Clark’s occupation is more than just a fun easter egg. The original Backrooms image shared on 4chan was eventually traced to a renovated furniture shop in Oklahoma, so the movie’s premise functions as a de facto expansion of the ever-engorging mythos. However, the true mysteries of this space are seldom left mysterious, even though no concrete answers are presented.

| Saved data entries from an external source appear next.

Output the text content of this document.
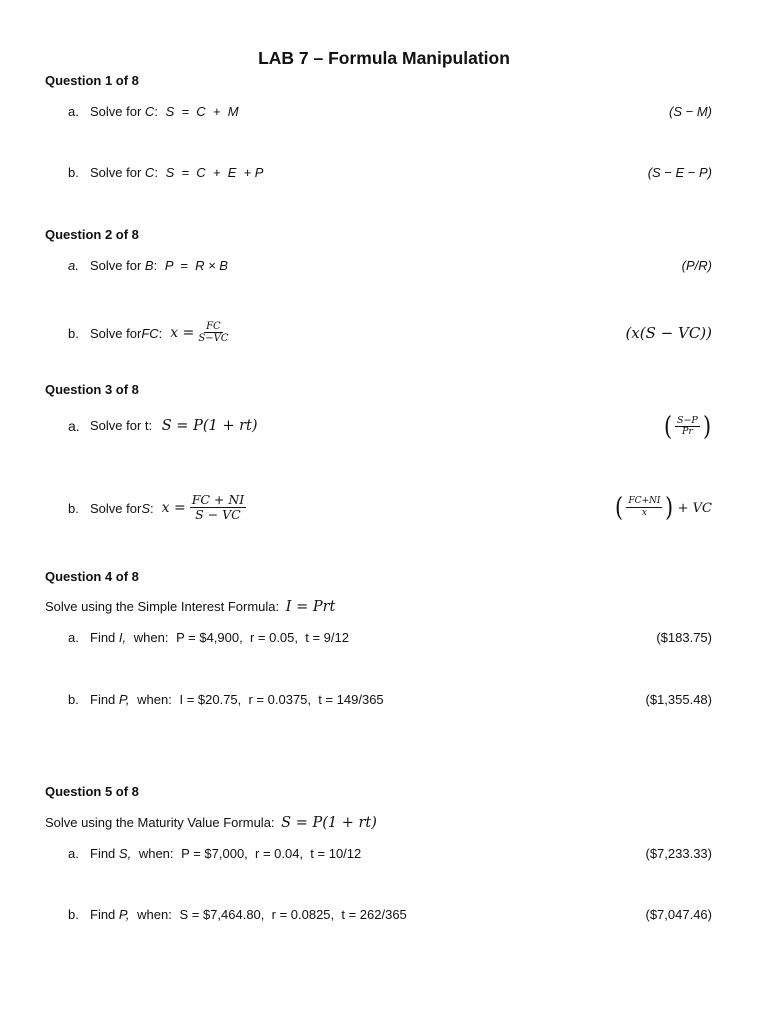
LAB 7 – Formula Manipulation
Question 1 of 8
a. Solve for C: S  =  C  +  M	(S − M)
b. Solve for C: S  =  C  +  E  + P	(S − E − P)
Question 2 of 8
a. Solve for B: P  =  R × B	(P/R)
b. Solve for FC : $x = \frac{FC}{S-VC}$	(x(S − VC))
Question 3 of 8
a. Solve for t: S = P(1 + rt)	( $\frac{S-P}{Pr}$ )
b. Solve for S : $x = \frac{FC + NI}{S - VC}$	( $\frac{FC+NI}{x}$ ) + VC
Question 4 of 8
Solve using the Simple Interest Formula: I = Prt
a. Find I, when: P = $4,900,  r = 0.05,  t = 9/12	($183.75)
b. Find P, when: I = $20.75,  r = 0.0375,  t = 149/365	($1,355.48)
Question 5 of 8
Solve using the Maturity Value Formula: S = P(1 + rt)
a. Find S, when: P = $7,000,  r = 0.04,  t = 10/12	($7,233.33)
b. Find P, when: S = $7,464.80,  r = 0.0825,  t = 262/365	($7,047.46)
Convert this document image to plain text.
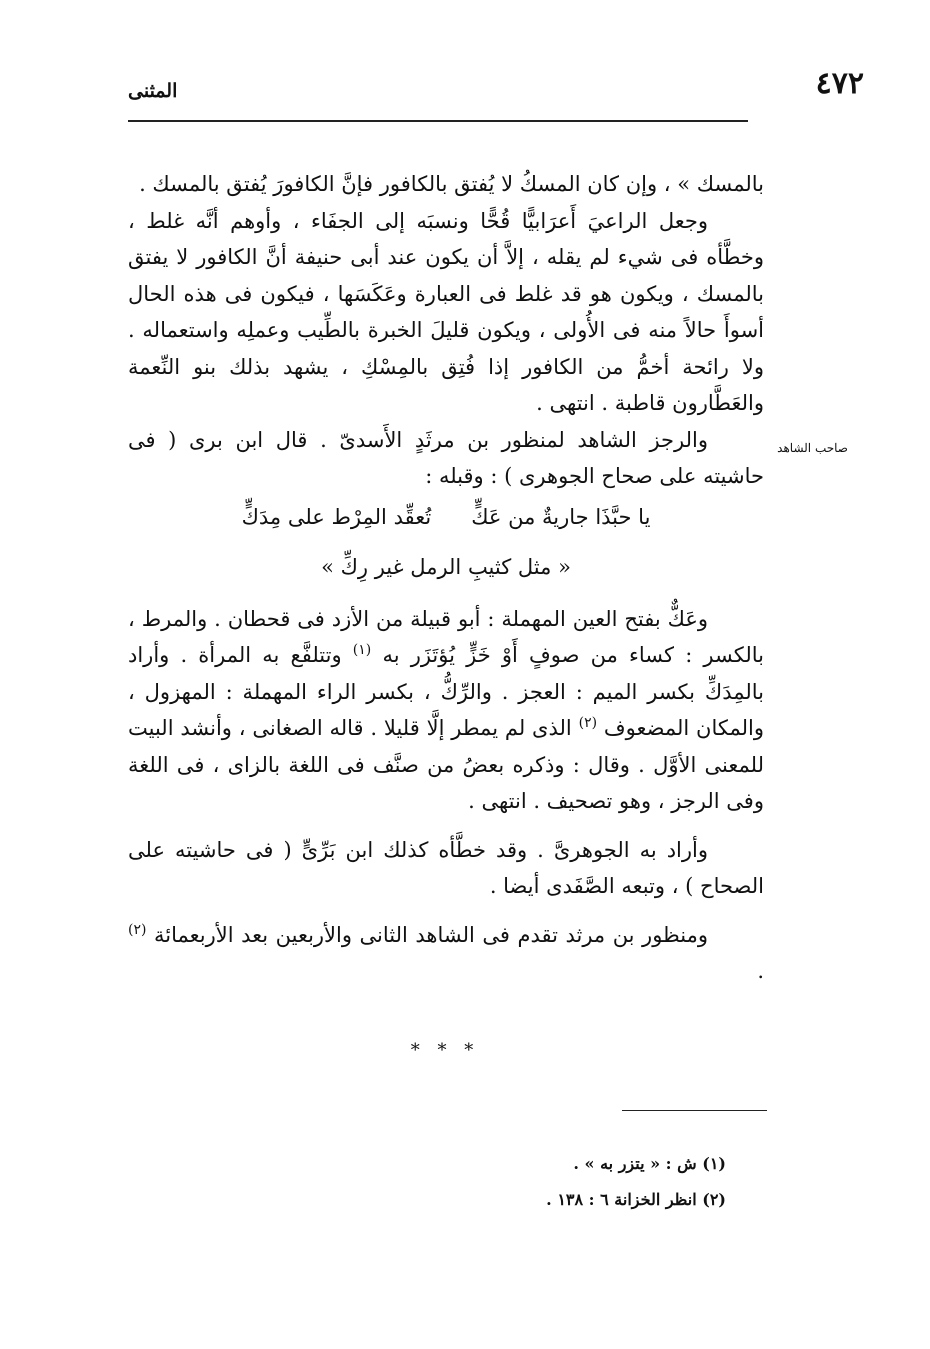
٤٧٢
المثنى
صاحب الشاهد

بالمسك » ، وإن كان المسكُ لا يُفتق بالكافور فإنَّ الكافورَ يُفتق بالمسك .

وجعل الراعيَ أَعرَابيًّا قُحًّا ونسبَه إلى الجفَاء ، وأوهم أنَّه غلط ، وخطَّأه فى شيء لم يقله ، إلاَّ أن يكون عند أبى حنيفة أنَّ الكافور لا يفتق بالمسك ، ويكون هو قد غلط فى العبارة وعَكَسَها ، فيكون فى هذه الحال أسوأَ حالاً منه فى الأُولى ، ويكون قليلَ الخبرة بالطِّيب وعملِه واستعماله . ولا رائحة أخمُّ من الكافور إذا فُتِق بالمِسْكِ ، يشهد بذلك بنو النِّعمة والعَطَّارون قاطبة . انتهى .

والرجز الشاهد لمنظور بن مرثَدٍ الأَسدىّ . قال ابن برى ( فى حاشيته على صحاح الجوهرى ) : وقبله :

يا حبَّذَا جاريةٌ من عَكٍّ
تُعقِّد المِرْط على مِدَكٍّ
« مثل كثيبِ الرمل غير رِكِّ »

وعَكٌّ بفتح العين المهملة : أبو قبيلة من الأزد فى قحطان . والمرط ، بالكسر : كساء من صوفٍ أَوْ خَزٍّ يُؤتَزَر به $^{(١)}$ وتتلفَّع به المرأة . وأراد بالمِدَكِّ بكسر الميم : العجز . والرِّكُّ ، بكسر الراء المهملة : المهزول ، والمكان المضعوف $^{(٢)}$ الذى لم يمطر إلَّا قليلا . قاله الصغانى ، وأنشد البيت للمعنى الأوَّل . وقال : وذكره بعضُ من صنَّف فى اللغة بالزاى ، فى اللغة وفى الرجز ، وهو تصحيف . انتهى .

وأراد به الجوهرىَّ . وقد خطَّأه كذلك ابن بَرِّىٍّ ( فى حاشيته على الصحاح ) ، وتبعه الصَّفَدى أيضا .

ومنظور بن مرثد تقدم فى الشاهد الثانى والأربعين بعد الأربعمائة $^{(٢)}$ .

* * *

(١) ش : « يتزر به » .

(٢) انظر الخزانة ٦ : ١٣٨ .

Between hints of a scientific force surveilling the backrooms, and endless talk between Clark and Mary about creating mental loops for oneself to avoid dealing with trauma, Parsons gradually imbues his architectural horror with dueling, clunky explanations rooted in rote science and junk psychology. The problem isn’t that none of it can be mapped onto a realistic framework, but rather, that so much of the movie seems to try, practically stopping dead so it can introduce hint after hint of unwieldy ideas that never come to fruition.
Concerned for her patient, Mary eventually follows Clark into the mysterious space, after innumerable flashbacks hinting at her own unhappy childhood (from where she gets the urge to help people). However, by the time the duo reunites in this uncanny space, an entire feature’s worth of psychological, dramatic and plot development appears to have unfolded between the cuts, as the third act follows up a story that practically doesn’t exist. Things get goofy very quickly, with haphazard editing that dilutes the action, an excess of half-baked exposition — it’s rare for a movie to feel both over and under explained — and a rather unfortunate-looking “monster” that the camera can’t seem to decide if it’s obscuring or revealing.
The core issue with “Backrooms” is that its highly imaginative ideas are plagued by unimaginative drama, which leaves it perpetually torn between what it purports to be about and what ends up on screen. More often than not, it plays out in the form of Clark and Mary, either during their sessions or in the mysterious expanse, constantly referring to emotional conflict that’s already unfolded elsewhere.
Despite constant assertions that the premise is a thematic manifestation of their issues — like in recent video game movie “Exit 8,” which turned recursive mechanics into existential despair — “Backrooms” achieves no such metamorphosis in its adaptation, and leaves too much of its dread to the imagination. The series’ game-like explorations end up severely limited here, by the movie’s recursive, back-and-forth plot, which treads only a handful of unique spaces, and becomes incongruous to the notion of unpredictable discovery in infinite permutations. For a film about endless hallways, it feels awfully small.
Parsons’s YouTube snippets have long proven he’s an artist of ideas, but the form of his internet folklore is that of whispers, and details that imply larger stories exploding in the margins. When it comes to turning his camera directly on those quiet peripheries, it’s clear he has a long way to go. It’s hard not to wonder if, instead of traditional drama, someone at the production level ought to have let “Backrooms” be a true expansion of the found footage series, in both concept and form.
The movie, beyond a point, contains little but logistical explanations bearing the appearance of something open-ending; “Here’s a map to the maze,” it says, robbing you of the thrill of getting lost. The mysteries of the backrooms are much more inviting when left unexplained — making it bitterly ironic that these moving pictures worth millions will end up less impactful than a captioned photo shared on an image board, and a handful of DIY digital shorts.